Yvonne Taylor, Vice President of Seneca Lake Guardian, speaking to ralliers on Saturday, June 5th. (Jimmy Jordan/WRFI)
Yvonne Taylor, Vice President of Seneca Lake Guardian, speaking to ralliers on Saturday, June 5th. (Jimmy Jordan/WRFI)

Greenidge Generation LLC is Taylor’s canary in the crypto-mine. Greenidge is a gas-fired power plant that mines bitcoin at a facility on Seneca Lake. Greenidge was originally brought onto the grid as a merchant peaker plant by the DEC, which means it was thought that Greenidge would only create energy at times of peak demand. 

Greenidge began mining bitcoin on behind the meter energy in 2018. The intermittent power-plant foreseen by the DEC is instead a round-the-clock, 7-days-a-week bitcoin mining and transaction-authentication facility, and that translates into unforeseen carbon emissions.

Greenidge’s operations are in regulatory compliance with the DEC, which said in a release that the they are closely monitoring the plant.

According to Earthjustice and the Sierra Club, there are 30 other power plants that could convert to cryptocurrency mining operations.
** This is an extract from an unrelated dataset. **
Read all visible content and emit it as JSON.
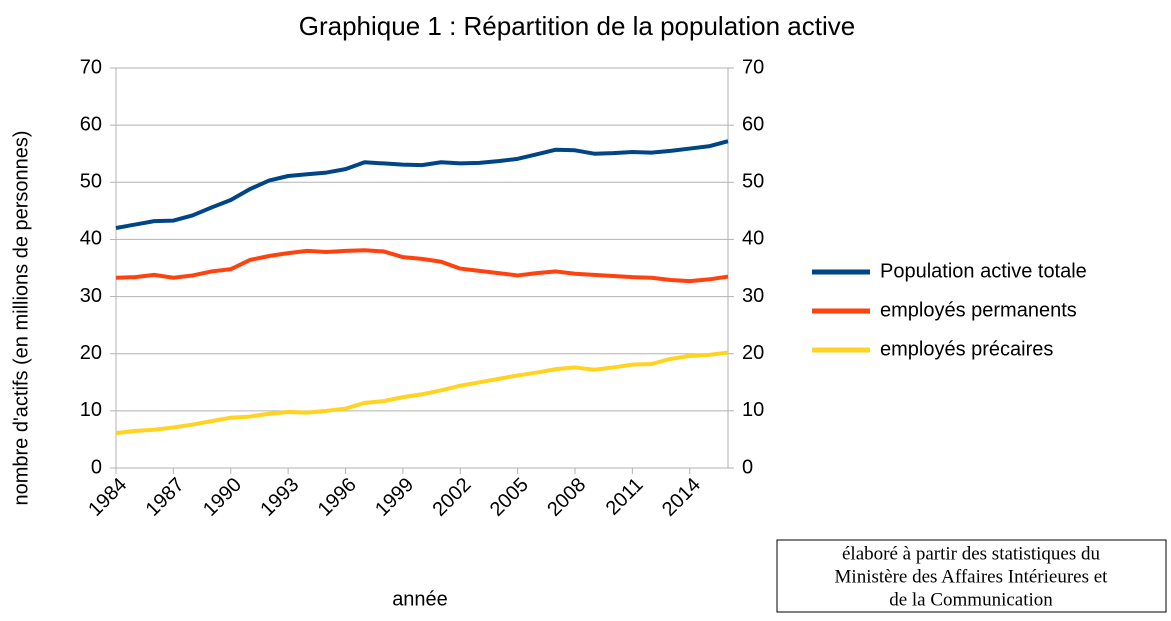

This outlined  in a letter the organizations sent to DEC commissioner, Basil Seggos, and Governor Cuomo, among others. 

In the letter, Earthjustice and Sierra club warn that the state’s climate goals, outlined in the 2019 Climate Leadership and Community Leadership Protection Act, will be jeopardized by the combined carbon all these plants could put into the atmosphere

That’s why environmentalists rallied on Saturday to support a bill that  would impose a three-year moratorium on some aspects of  cryptocurrency mining. Seneca Lake Guardian fears a wave of power plant cum bitcoin mining facilities populating the New York. 

Ralliers outside the DEC's Avon, NY office. (Jimmy Jordan/WRFI)
Ralliers outside the DEC's Avon, NY office. (Jimmy Jordan/WRFI)
Assemblymember Anna Kelles (D-125), speaking to ralliers at the DEC's Avon Office on June 5th. (Jimmy Jordan/WRFI)
Assemblymember Anna Kelles (D-125), speaking to ralliers at the DEC's Avon Office on June 5th. (Jimmy Jordan/WRFI)
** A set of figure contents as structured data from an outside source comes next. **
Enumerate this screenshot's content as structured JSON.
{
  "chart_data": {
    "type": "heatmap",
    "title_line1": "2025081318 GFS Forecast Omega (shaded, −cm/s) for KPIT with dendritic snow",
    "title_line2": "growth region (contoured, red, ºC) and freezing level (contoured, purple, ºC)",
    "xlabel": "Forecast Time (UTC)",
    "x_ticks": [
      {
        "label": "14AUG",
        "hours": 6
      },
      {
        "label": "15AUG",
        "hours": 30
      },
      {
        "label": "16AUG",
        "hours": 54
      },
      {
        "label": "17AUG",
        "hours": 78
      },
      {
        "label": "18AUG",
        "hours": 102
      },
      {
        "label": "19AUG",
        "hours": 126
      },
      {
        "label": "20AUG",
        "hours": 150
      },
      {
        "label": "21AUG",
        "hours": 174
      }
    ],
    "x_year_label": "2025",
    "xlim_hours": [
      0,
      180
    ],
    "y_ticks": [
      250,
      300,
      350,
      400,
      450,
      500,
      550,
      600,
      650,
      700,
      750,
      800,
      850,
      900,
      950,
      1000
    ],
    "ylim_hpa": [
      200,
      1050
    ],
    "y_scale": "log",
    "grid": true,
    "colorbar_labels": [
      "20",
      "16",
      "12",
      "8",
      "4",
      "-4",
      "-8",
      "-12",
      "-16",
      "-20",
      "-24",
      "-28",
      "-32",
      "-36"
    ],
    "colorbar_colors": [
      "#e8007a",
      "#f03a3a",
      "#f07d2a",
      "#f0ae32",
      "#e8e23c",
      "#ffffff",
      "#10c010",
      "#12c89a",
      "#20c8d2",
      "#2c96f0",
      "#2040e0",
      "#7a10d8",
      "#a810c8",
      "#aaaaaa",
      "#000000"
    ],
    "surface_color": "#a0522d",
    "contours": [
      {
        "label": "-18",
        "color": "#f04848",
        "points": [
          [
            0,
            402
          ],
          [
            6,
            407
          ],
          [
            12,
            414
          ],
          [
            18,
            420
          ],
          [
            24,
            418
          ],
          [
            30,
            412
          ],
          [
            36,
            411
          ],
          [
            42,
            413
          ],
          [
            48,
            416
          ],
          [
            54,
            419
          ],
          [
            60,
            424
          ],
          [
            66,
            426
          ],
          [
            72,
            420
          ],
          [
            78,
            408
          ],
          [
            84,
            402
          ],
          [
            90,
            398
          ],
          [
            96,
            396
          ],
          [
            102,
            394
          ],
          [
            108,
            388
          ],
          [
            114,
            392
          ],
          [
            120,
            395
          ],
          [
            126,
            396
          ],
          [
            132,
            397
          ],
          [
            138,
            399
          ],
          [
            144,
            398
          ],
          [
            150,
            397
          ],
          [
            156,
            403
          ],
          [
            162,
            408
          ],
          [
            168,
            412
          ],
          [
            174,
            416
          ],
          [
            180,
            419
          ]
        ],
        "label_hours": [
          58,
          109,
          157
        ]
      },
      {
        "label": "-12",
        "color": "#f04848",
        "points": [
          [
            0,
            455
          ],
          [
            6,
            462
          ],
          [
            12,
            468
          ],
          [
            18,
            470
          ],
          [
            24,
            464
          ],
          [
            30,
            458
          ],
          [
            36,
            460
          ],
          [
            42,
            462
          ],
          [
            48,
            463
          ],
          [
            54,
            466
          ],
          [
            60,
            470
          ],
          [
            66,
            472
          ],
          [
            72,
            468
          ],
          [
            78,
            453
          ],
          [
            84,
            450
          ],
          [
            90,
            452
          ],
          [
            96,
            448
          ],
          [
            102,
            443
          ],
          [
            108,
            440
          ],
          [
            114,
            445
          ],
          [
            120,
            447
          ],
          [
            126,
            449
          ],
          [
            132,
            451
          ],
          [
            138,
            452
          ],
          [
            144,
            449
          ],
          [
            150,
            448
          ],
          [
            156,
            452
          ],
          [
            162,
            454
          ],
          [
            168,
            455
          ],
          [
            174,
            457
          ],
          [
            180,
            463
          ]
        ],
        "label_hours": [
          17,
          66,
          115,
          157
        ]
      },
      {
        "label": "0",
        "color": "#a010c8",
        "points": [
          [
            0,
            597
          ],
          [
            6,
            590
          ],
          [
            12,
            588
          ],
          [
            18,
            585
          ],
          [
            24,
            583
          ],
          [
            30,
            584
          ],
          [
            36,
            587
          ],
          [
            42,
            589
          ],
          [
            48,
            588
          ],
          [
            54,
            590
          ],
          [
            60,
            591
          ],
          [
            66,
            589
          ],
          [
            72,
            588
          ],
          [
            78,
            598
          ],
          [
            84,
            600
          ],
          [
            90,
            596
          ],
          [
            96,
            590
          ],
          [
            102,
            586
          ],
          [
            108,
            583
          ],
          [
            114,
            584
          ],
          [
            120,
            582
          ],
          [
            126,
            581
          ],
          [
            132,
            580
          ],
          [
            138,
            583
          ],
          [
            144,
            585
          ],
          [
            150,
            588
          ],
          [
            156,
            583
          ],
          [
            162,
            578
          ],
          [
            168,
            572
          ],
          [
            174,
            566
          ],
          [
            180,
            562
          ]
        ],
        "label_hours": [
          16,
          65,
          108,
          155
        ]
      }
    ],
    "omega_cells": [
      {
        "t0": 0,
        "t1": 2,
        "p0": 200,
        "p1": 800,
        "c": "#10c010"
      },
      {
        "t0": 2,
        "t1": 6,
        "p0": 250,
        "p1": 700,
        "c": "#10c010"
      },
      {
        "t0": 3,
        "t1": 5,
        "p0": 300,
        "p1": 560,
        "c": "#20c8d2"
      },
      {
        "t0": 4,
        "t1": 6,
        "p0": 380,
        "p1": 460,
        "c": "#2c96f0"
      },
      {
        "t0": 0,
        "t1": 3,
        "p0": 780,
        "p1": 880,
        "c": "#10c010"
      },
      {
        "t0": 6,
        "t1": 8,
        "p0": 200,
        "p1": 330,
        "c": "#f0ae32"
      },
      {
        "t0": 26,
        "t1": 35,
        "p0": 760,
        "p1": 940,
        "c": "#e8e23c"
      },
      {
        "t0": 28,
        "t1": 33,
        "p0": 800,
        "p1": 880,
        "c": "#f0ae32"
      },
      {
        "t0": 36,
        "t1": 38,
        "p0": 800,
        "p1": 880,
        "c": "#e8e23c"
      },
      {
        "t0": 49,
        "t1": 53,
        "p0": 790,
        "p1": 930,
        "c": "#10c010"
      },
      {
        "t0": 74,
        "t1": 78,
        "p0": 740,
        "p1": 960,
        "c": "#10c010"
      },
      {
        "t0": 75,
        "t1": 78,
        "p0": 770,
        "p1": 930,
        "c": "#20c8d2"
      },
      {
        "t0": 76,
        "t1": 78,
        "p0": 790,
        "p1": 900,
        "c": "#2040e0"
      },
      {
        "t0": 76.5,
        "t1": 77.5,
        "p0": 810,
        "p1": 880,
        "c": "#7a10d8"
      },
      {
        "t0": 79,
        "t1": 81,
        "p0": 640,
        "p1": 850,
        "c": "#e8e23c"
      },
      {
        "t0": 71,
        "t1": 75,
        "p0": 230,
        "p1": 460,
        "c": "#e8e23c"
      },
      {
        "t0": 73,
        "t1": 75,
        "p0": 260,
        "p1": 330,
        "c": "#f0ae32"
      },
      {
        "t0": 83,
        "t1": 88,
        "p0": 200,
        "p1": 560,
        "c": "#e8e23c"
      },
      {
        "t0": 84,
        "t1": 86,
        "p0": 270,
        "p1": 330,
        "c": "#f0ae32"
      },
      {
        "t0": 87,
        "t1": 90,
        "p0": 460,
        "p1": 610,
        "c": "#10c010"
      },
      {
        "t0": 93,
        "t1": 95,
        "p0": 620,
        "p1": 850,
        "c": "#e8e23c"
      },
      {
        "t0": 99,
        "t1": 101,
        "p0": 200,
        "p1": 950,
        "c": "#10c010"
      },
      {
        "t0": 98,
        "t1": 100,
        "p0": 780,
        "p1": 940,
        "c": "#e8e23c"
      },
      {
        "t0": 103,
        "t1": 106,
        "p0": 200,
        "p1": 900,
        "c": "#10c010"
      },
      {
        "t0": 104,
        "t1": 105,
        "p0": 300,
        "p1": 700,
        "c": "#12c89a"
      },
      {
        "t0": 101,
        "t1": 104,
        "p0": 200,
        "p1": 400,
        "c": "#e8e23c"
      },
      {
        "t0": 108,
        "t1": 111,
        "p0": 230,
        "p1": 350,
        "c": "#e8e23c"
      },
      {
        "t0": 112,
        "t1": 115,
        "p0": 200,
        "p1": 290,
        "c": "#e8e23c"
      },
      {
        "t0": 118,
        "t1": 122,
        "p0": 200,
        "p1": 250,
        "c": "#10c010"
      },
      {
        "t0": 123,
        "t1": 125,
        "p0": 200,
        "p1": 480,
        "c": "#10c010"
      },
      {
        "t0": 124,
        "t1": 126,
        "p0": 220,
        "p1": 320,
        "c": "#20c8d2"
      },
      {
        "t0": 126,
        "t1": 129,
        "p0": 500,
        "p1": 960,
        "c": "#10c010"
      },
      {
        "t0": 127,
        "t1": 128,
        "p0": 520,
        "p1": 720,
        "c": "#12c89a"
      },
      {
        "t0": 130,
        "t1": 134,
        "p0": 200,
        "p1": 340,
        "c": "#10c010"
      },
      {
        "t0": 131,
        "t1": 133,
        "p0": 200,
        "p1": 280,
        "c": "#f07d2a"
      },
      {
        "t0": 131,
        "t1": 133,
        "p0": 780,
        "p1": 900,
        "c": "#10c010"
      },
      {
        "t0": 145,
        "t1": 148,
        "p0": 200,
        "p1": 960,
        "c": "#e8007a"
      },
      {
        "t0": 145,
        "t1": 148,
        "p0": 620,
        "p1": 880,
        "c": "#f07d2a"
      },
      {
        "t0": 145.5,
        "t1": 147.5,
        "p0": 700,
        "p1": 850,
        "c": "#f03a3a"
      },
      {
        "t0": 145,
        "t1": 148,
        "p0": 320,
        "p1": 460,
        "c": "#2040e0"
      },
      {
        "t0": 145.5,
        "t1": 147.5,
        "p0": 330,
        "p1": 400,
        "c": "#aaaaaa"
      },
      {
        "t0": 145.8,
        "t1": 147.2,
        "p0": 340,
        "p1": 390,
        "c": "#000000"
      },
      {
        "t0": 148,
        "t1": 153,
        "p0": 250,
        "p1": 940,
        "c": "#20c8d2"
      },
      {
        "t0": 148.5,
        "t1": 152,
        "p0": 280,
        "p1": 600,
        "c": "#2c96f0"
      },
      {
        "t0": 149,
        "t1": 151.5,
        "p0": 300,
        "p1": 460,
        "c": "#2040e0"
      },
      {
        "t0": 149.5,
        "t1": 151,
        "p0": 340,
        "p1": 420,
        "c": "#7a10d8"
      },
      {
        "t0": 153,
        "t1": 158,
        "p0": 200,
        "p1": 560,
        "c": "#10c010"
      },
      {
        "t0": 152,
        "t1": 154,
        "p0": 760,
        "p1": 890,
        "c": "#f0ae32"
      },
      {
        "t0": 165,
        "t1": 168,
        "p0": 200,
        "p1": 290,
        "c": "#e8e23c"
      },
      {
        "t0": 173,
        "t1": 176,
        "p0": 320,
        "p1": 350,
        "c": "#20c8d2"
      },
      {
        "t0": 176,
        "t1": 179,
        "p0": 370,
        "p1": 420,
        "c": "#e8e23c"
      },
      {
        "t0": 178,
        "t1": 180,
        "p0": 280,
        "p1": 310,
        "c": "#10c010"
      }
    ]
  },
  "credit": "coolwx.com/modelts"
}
And State Assemblymember Anna Kelles fears that possibility too. Kelles wrote the moratorium bill. She says it’s meant to give time to state lawmakers and the DEC to research and develop regulations that could endanger New York’s climate goals. 

Cryptocurrency mining is complicated, and some digital currencies are more energy intensive than others, like bitcoin. Kelles stresses she is not anti-cryptocurrency mining. That’s why the recently re-drafted legislation doesn’t mention the word cryptocurrency. 

The bill would impose a moratorium on the method of transaction validation that bitcoin uses. It’s known as a proof-of-work blockchain system, which is the most energy intensive method for validating cryptocurrency transactions.

Kelles said, this way, the bill focuses on the most energy intensive aspects of the emerging industry, “because we are not fighting the entire industry.” Additionally, the moratorium specifically targets cryptocurrency operations consolidated in power plants. 

With New York’s legislative session ending on June 10th, the fate of this bill is uncertain. It may have to wait until January 2022.